Arms: UK misjudged arm sales to Arab countries, MPs say

London, April 5, IRNA – Successive British governments have misjudged the risk that arms approved for export to North Africa and Middle East might be used for internal repression, according to a new parliamentary report by Committees on Arms Export Controls.

Its report on arms exports accuses the coalition government of “vigorously back-pedalling” on a number of arms export licence approvals to authoritarian regimes across the region following the outbreak of pro-democracy protests in Arab countries in January this year.

'Both the present Government and its predecessor misjudged the risk that arms approved for export to certain authoritarian countries in North Africa and the Middle East might be used for internal repression', it said.

“The Committees welcome these revocations of arms export licences to Tunisia, Egypt, Libya and Bahrain but their number, 156 by the time the Committees concluded their Report, reflects the degree of policy misjudgement that has occurred,' said its chair, Conservative MP John Stanley.

The annual report, the first since the coalition came to power in May 2010, produced country-by-country examples for the first time of export licence approvals of arms since January 2009 that could be used for internal repression by authoritarian regimes in North Africa and the Middle East.

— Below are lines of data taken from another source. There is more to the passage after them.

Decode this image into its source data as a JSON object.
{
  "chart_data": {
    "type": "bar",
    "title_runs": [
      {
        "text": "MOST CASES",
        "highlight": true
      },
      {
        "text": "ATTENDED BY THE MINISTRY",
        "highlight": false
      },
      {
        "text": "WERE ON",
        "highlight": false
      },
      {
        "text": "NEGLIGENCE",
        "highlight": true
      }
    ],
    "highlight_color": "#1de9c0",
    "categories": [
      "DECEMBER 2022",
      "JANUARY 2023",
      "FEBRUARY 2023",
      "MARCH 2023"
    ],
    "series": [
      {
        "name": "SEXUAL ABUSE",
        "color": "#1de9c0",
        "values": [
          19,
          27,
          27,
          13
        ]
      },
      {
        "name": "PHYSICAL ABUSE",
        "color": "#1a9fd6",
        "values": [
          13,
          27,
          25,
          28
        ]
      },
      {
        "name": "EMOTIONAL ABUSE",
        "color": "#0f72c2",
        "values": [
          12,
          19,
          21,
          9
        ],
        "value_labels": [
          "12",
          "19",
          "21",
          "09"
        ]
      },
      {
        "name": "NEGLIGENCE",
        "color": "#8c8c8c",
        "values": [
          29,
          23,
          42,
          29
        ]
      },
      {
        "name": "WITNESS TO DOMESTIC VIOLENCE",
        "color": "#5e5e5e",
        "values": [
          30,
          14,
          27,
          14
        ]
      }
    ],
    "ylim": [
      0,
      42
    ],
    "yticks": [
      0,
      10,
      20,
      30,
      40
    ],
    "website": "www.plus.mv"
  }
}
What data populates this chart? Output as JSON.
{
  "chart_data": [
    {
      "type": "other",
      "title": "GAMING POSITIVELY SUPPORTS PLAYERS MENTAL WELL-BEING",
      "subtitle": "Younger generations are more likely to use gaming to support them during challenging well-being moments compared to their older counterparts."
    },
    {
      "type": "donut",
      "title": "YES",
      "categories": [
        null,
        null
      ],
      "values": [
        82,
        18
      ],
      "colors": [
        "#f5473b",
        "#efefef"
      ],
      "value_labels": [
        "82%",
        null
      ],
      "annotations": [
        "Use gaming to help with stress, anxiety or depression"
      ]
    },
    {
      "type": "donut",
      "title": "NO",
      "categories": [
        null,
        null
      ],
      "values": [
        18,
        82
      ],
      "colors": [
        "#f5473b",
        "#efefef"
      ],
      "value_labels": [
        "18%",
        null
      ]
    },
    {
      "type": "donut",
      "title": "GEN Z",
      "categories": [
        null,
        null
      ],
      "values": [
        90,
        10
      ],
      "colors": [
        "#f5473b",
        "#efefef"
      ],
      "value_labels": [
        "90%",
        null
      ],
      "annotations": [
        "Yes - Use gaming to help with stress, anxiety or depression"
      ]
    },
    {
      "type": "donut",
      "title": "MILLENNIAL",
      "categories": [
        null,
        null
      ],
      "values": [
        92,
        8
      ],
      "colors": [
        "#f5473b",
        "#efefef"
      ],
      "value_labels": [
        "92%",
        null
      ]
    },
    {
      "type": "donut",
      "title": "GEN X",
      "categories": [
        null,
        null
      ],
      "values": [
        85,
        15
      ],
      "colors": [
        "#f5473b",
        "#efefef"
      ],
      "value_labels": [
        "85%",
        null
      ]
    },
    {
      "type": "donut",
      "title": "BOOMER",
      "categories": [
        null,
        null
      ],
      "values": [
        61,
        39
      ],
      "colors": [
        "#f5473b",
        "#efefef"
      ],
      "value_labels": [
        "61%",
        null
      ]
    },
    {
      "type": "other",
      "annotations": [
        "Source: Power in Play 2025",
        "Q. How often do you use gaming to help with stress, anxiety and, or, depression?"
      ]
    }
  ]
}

It called on the government to immediately extend the review of arms export licences, announced in February by Middle East Minister Alistair Burt, from Arab countries to authoritarian regimes worldwide in respect of weapons and components which could be used for internal repression.

“We also recommend that the government sets out how it intends to reconcile the potential conflict of interest between increased emphasis on promoting arms exports with the staunch upholding of human rights,” the all-party committees said.

Other recommendations included that ministers set itself a much shorter timetable within which to make the UK’s Consolidated Criteria for arms exports is wholly consistent with the EU’s Common Position.

“On enforcement, we recommend that the Government states what precise action it will take against ‘brass plate’ companies registered in the UK but trading in arms from overseas locations,” the report said.

The Committees on Arms Export Controls consists of four parliamentary select committees, covering Business, Innovation and Skills, Defence, Foreign Affairs and International Development.

Its main job is to review government policy on licensing arms exports and licensing decisions and each year produces an annual report which scrutinises the Strategic Export Controls in place.